Recently, I read an account of Albert Einstein. Dr. Einstein was teaching physics at Princeton University and had administered a test to his graduate students. As he was walking across campus, his graduate assistant asked, “Dr. Einstein, isn’t this the same test you gave last year?” “Yes,” replied Einstein. The graduate assistant couldn’t believe it. “Dr. Einstein, how could you give the same test two years in a row?” Albert Einstein replied, “Since last year, the answers have changed.” (Originally from Thinking Big, Brian Tracy)
The troubling question that comes to my mind is then this: If the answers change, how do we know which way is right? How do we discern truth?
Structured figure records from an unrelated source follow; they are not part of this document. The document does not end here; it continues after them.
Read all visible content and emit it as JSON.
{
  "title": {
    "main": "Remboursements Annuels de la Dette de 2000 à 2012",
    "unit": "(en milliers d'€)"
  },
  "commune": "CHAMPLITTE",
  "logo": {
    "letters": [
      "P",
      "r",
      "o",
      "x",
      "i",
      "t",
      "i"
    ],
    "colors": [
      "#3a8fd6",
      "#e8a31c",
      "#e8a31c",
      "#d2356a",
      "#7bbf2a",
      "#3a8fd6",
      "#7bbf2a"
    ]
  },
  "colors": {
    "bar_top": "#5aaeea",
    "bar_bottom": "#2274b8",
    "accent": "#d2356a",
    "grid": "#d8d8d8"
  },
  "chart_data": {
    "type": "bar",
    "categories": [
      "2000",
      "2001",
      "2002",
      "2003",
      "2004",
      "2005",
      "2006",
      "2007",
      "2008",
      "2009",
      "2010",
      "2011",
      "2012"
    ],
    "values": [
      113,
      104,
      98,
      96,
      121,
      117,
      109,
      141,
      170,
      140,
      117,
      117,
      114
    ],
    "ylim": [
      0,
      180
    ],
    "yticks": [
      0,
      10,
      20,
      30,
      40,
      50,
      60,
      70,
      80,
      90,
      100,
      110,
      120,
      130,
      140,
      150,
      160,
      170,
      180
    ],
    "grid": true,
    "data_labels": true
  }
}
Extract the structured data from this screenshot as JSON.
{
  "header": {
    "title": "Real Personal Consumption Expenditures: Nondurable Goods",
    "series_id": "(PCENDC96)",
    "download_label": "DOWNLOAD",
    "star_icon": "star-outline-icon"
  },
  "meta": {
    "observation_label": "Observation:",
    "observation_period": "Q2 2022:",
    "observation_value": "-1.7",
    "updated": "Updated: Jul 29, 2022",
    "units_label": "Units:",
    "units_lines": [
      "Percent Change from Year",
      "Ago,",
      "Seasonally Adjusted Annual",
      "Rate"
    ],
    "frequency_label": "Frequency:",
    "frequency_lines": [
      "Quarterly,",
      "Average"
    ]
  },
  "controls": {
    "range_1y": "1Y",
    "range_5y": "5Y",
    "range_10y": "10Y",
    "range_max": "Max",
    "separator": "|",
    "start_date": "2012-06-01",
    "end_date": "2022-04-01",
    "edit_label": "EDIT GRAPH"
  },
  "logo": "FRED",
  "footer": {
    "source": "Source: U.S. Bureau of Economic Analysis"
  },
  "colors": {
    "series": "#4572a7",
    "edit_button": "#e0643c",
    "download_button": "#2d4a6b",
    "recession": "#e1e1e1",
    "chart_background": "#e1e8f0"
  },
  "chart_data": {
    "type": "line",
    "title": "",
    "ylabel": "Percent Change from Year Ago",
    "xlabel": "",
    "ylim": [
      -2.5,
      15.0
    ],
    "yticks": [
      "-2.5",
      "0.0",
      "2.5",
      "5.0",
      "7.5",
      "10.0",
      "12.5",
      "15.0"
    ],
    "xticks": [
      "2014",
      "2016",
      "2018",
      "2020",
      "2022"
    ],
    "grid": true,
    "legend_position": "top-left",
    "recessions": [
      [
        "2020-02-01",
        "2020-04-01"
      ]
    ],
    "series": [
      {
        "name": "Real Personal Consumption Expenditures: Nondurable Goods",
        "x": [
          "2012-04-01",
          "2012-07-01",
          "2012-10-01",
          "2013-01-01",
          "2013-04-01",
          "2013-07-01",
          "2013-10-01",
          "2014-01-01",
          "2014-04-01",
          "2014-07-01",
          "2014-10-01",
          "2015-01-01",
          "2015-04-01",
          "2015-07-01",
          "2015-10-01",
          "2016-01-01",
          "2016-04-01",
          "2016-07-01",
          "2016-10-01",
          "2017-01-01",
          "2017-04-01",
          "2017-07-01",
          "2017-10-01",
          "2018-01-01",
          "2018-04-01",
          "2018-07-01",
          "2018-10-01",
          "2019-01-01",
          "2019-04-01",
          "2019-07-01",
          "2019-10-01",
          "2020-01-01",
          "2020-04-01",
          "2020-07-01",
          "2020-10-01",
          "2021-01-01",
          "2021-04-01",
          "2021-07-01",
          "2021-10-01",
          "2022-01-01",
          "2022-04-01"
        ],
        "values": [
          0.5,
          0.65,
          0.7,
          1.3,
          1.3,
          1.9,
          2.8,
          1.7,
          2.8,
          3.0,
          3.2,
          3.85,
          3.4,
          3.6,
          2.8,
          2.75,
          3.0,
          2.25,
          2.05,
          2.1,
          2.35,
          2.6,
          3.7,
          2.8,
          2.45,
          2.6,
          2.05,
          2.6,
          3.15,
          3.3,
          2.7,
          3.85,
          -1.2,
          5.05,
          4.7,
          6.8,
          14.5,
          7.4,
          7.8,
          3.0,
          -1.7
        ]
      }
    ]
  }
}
“The best way to find truth is to go to the origin of all truth and simply ask.” Richard G. Scott
Source: “Reflections of the Psalms”(1964)
This week I found myself surrounded with distractions. There were several things calling my attention, demanding to be taken care of. I found myself floundering trying to discern which way I should go. Where should I focus my attention? What should be done first? What should be done at all? It became so overwhelming that mid-week I found myself exhausted, overwhelmed and irritable.
Several times this week I found myself waiting. I felt so busy, had many things to do, but I found myself waiting for others. Stuck. Sitting. Alone.
I made special arrangements to help someone. It took some time and planning on my part, as I had to get a sitter and rearrange other important things in my schedule to do so. As I went to help, I found myself waiting. Sitting. She didn’t come. It wasn’t important. When she finally came, very late, she said, “I didn’t ask you to do this.” I found myself frustrated and angry, as in my mind, it was truly a favor; a gift. I believed the effort was something good and helpful, but to her it wasn’t.
During that time alone, I found myself becoming more impatient, frustrated, and even angry. I tried to gather my thoughts, but there were too many distractions to do so effectively. The phone. The emails. Work. Laundry. Lists of to-dos.
Why is it so difficult to discern truth? How come it becomes so hard to push out all the things of the world and hear the voice of the Spirit?
In James 1:5, we read: “If any of you lack wisdom, let him ask of God, that giveth to all men liberally, and upbraideth not; and it shall be given him.”
As I watched this video, I related so much to the distractions in the beginning. In my own life, there is a lot of noise that distracts me from those things of true worth. These noises aren’t necessarily inherently bad or sinful things, but they do leave me feeling anxious and unsettled. I often feel that I have not done enough, that I am not making a difference, and I am simply treading water.
These are the times when I need the peace the most.
As I think about turning to God and turning off the noise in my life, I understand that is where truth lies. That is when the answers will come.
I just have to remind myself daily to shut off the noise. I hope you all have a wonderful week!!